6 Key Tips for Avoiding Data Fraud in Consumer Research

Posted by MFour on Jul 17, 2018 6:00:00 AM

Smartphone blog 17July18

Consumer insights professionals are always trying to help businesses stay on top of changes in the marketplace. What determines how we live as consumers? What drives changes in what we want, how we shop, and what we buy?

There were a number of hugely significant change agents in the 20th century, not least the automobile. Even now, after nearly 100 years of dominating personal transportation, autos continue to change in fundamental ways as manufacturers address problems such as emissions, mileage and even the need for a human behind the wheel. Consumers continue to respond to each new advance.

Now, in the 21st Century, the key transformation has been the ability of all to journey online to connect with others and exchange information. Its changes, including smartphones for access and social media for posting and sharing, have been faster and more protean than the automobile’s. Like the automobile, the internet needs to address a serious pollution problem –the persistence of fraud.

Keith Weed, Unilever’s Chief Marketing Officer, summed up the challenges of fraud in social media marketing in a recent interview with the New York Times about Twitter’s decision to remove tens of millions of fraudulent accounts. The fake accounts are believed to have been created by online “influencers” to falsely fatten up the reach of their influence. The victims are brands that pay influencers to promote products to their audiences. If these intermediaries are influencing real consumers, then they’re earning their money. If their audience is manufactured, that’s fraud.

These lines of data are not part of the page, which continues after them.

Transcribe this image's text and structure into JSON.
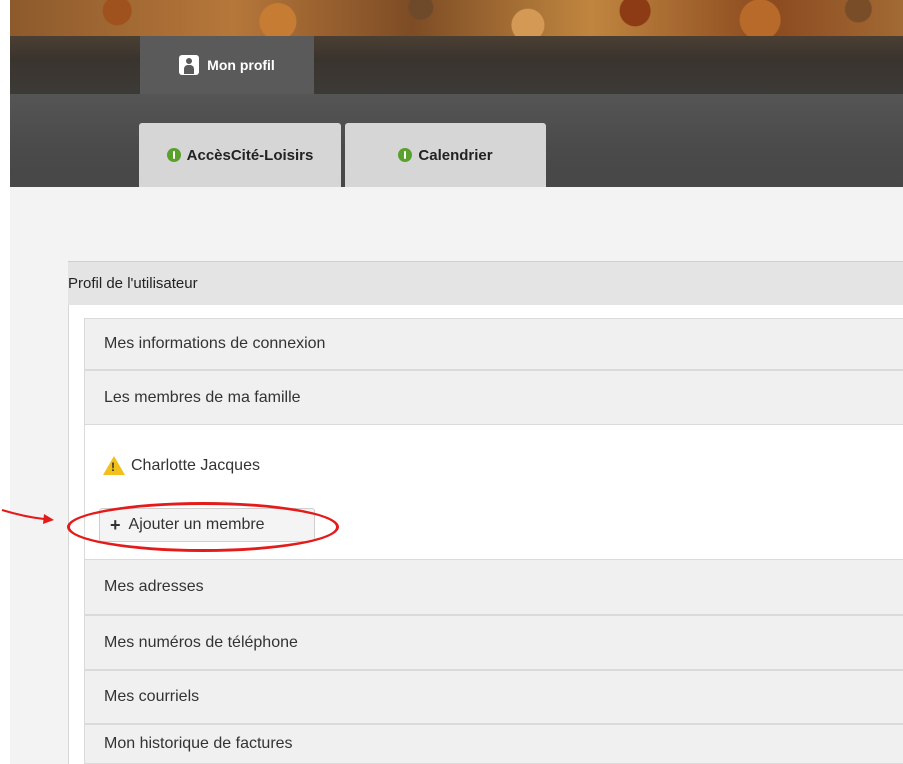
{
  "top_tab": {
    "label": "Mon profil",
    "icon": "profile-icon"
  },
  "nav_tabs": [
    {
      "label": "AccèsCité-Loisirs",
      "icon": "green-info-icon"
    },
    {
      "label": "Calendrier",
      "icon": "green-info-icon"
    }
  ],
  "panel": {
    "title": "Profil de l'utilisateur",
    "sections": [
      {
        "label": "Mes informations de connexion"
      },
      {
        "label": "Les membres de ma famille"
      },
      {
        "label": "Mes adresses"
      },
      {
        "label": "Mes numéros de téléphone"
      },
      {
        "label": "Mes courriels"
      },
      {
        "label": "Mon historique de factures"
      }
    ],
    "family": {
      "member_name": "Charlotte Jacques",
      "member_icon": "warning-icon",
      "add_button": {
        "label": "Ajouter un membre",
        "icon": "plus-icon"
      }
    }
  },
  "annotation": {
    "color": "#e41b1b"
  }
}
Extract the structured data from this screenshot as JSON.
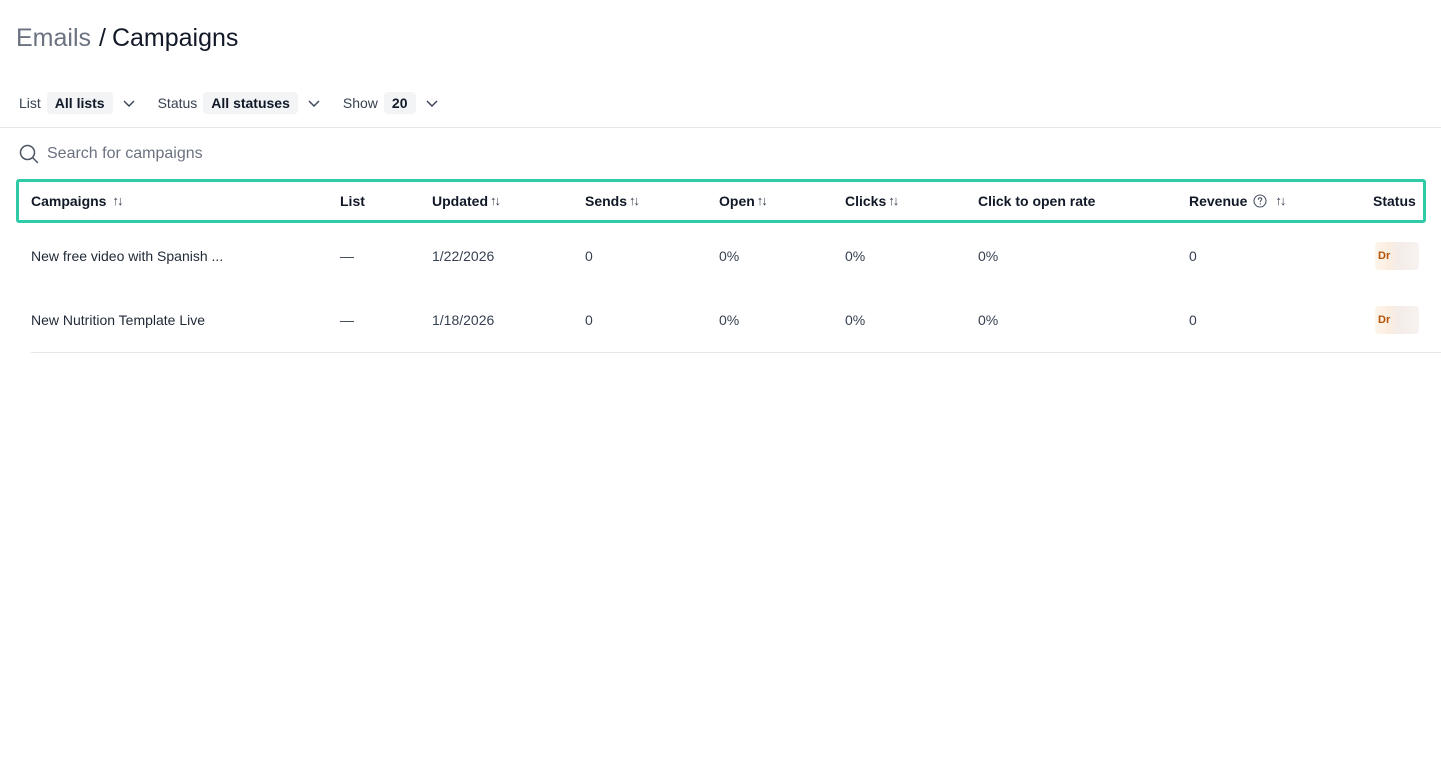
{
  "breadcrumb": {
    "parent": "Emails",
    "separator": "/",
    "current": "Campaigns"
  },
  "filters": {
    "list": {
      "label": "List",
      "value": "All lists"
    },
    "status": {
      "label": "Status",
      "value": "All statuses"
    },
    "show": {
      "label": "Show",
      "value": "20"
    }
  },
  "search": {
    "placeholder": "Search for campaigns",
    "value": ""
  },
  "table": {
    "columns": {
      "campaigns": "Campaigns",
      "list": "List",
      "updated": "Updated",
      "sends": "Sends",
      "open": "Open",
      "clicks": "Clicks",
      "click_to_open_rate": "Click to open rate",
      "revenue": "Revenue",
      "status": "Status"
    },
    "sort_glyph": "↑↓",
    "rows": [
      {
        "campaign": "New free video with Spanish ...",
        "list": "—",
        "updated": "1/22/2026",
        "sends": "0",
        "open": "0%",
        "clicks": "0%",
        "click_to_open_rate": "0%",
        "revenue": "0",
        "status": "Dr"
      },
      {
        "campaign": "New Nutrition Template Live",
        "list": "—",
        "updated": "1/18/2026",
        "sends": "0",
        "open": "0%",
        "clicks": "0%",
        "click_to_open_rate": "0%",
        "revenue": "0",
        "status": "Dr"
      }
    ]
  },
  "colors": {
    "header_highlight": "#2dcca7",
    "status_text": "#b45309",
    "muted_text": "#6b7280"
  },
  "icons": {
    "search": "search-icon",
    "dropdown": "chevron-down-icon",
    "sort": "sort-icon",
    "help": "help-circle-icon"
  }
}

Cleaning up the pollution of fraud and falsity can only benefit social platforms, Weed told the Times.  “People will believe more and read more on Twitter if they know there is less bot activity and more human activity. I would encourage and ask others to follow.” For its own part, Unilever has announced it would no longer pay influencers who have bolstered their followings by creating fake accounts or purchasing followers from brokers.

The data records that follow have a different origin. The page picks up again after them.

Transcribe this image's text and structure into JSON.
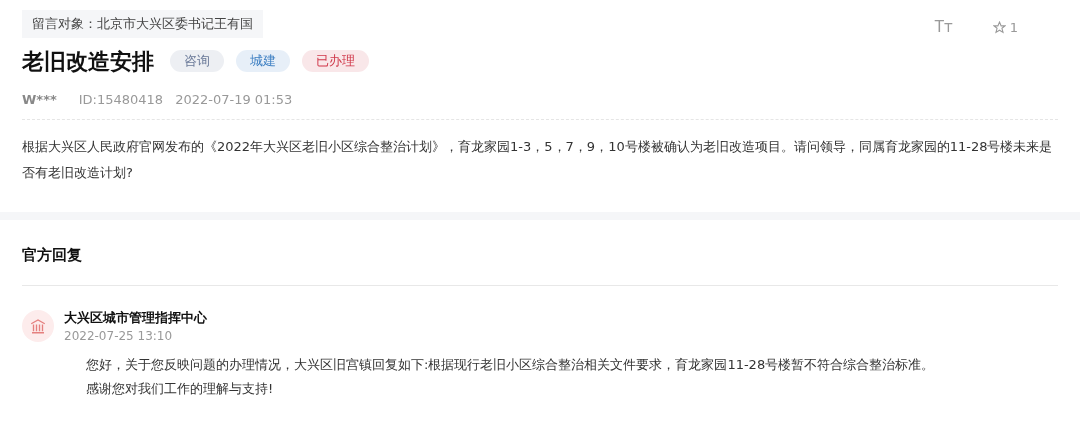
{
  "target": "留言对象：北京市大兴区委书记王有国",
  "toolbar": {
    "font_size": "Tт",
    "star_count": "1"
  },
  "title": "老旧改造安排",
  "tags": [
    {
      "label": "咨询",
      "color": "#6b7a99"
    },
    {
      "label": "城建",
      "color": "#3d7fc2"
    },
    {
      "label": "已办理",
      "color": "#d0384a"
    }
  ],
  "meta": {
    "user": "W***",
    "id": "ID:15480418",
    "time": "2022-07-19 01:53"
  },
  "body": "根据大兴区人民政府官网发布的《2022年大兴区老旧小区综合整治计划》，育龙家园1-3，5，7，9，10号楼被确认为老旧改造项目。请问领导，同属育龙家园的11-28号楼未来是否有老旧改造计划?",
  "reply_section": {
    "heading": "官方回复",
    "replies": [
      {
        "org": "大兴区城市管理指挥中心",
        "time": "2022-07-25 13:10",
        "paragraphs": [
          "您好，关于您反映问题的办理情况，大兴区旧宫镇回复如下:根据现行老旧小区综合整治相关文件要求，育龙家园11-28号楼暂不符合综合整治标准。",
          "感谢您对我们工作的理解与支持!"
        ]
      }
    ]
  }
}
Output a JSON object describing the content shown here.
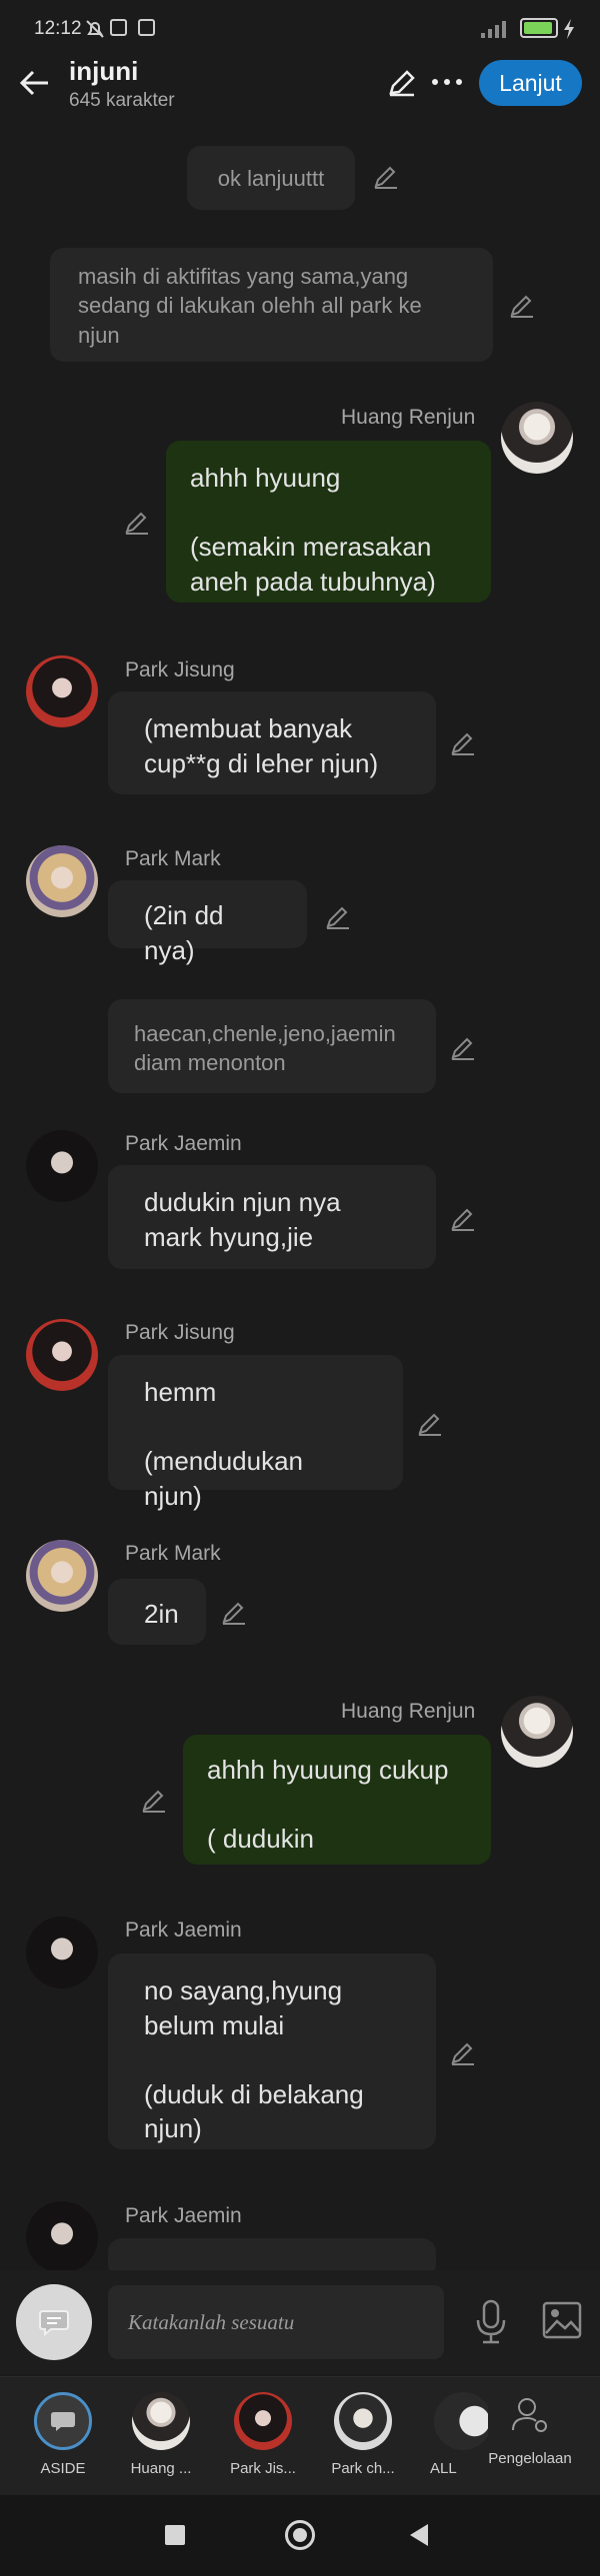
{
  "status": {
    "time": "12:12"
  },
  "header": {
    "title": "injuni",
    "subtitle": "645 karakter",
    "next_label": "Lanjut"
  },
  "messages": [
    {
      "kind": "narration",
      "text": "ok lanjuuttt"
    },
    {
      "kind": "narration",
      "text": "masih di aktifitas yang sama,yang sedang di lakukan olehh all park ke njun"
    },
    {
      "kind": "user",
      "name": "Huang Renjun",
      "text": "ahhh hyuung\n\n(semakin merasakan aneh pada tubuhnya)"
    },
    {
      "kind": "char",
      "name": "Park Jisung",
      "text": "(membuat banyak cup**g di leher njun)"
    },
    {
      "kind": "char",
      "name": "Park Mark",
      "text": "(2in dd nya)"
    },
    {
      "kind": "narration",
      "text": "haecan,chenle,jeno,jaemin diam menonton"
    },
    {
      "kind": "char",
      "name": "Park Jaemin",
      "text": "dudukin njun nya mark hyung,jie"
    },
    {
      "kind": "char",
      "name": "Park Jisung",
      "text": "hemm\n\n(mendudukan njun)"
    },
    {
      "kind": "char",
      "name": "Park Mark",
      "text": "2in"
    },
    {
      "kind": "user",
      "name": "Huang Renjun",
      "text": "ahhh hyuuung cukup\n\n( dudukin"
    },
    {
      "kind": "char",
      "name": "Park Jaemin",
      "text": "no sayang,hyung belum mulai\n\n(duduk di belakang njun)"
    },
    {
      "kind": "char",
      "name": "Park Jaemin",
      "text": ""
    }
  ],
  "composer": {
    "placeholder": "Katakanlah sesuatu"
  },
  "tabs": [
    {
      "label": "ASIDE"
    },
    {
      "label": "Huang ..."
    },
    {
      "label": "Park Jis..."
    },
    {
      "label": "Park ch..."
    },
    {
      "label": "ALL"
    },
    {
      "label": "Pengelolaan"
    }
  ],
  "colors": {
    "accent": "#1677c4",
    "user_bubble": "#1d3312",
    "char_bubble": "#252525",
    "background": "#1b1b1b"
  }
}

The consumer insights industry is by now well aware of the predations of fraudsters who impersonate real consumers by launching survey bots or by taking the same survey multiple times. Data collection that fails to safeguard against fraud threatens consumer insights’ ability to be taken seriously by business decision makers. Consequently, data pollution isn’t a tolerable irritant for market research, akin to catching a cold, but an existential threat comparable to catching Zika.

To avoid being stung, researchers should consider the following:

  • Insist that providers be transparent about how they source consumer panels to take your surveys.

  • Realize that first-party consumer panels are vetted and validated with multiple opt-ins to separate real people from bots.

  • Understand that smartphones now reign over laptops and desktops as survey-taking tools.

  • Bone up on how smartphone-specific capabilities such as including requests for “video selfies” in surveys not only elicit especially rich, in-the-moment responses, but certify the respondents as actual human beings.

  • Stay away from online surveys, which take place in an unhealthy, fraud-infested environment.

  • Learn the difference between in-app mobile surveys, which are instantly embedded in respondents phones and are taken in the safe offline space, and “mobile optimized” or “mobile web” surveys, which misuse smartphones by turning them into mere conduits to the hazardous online space.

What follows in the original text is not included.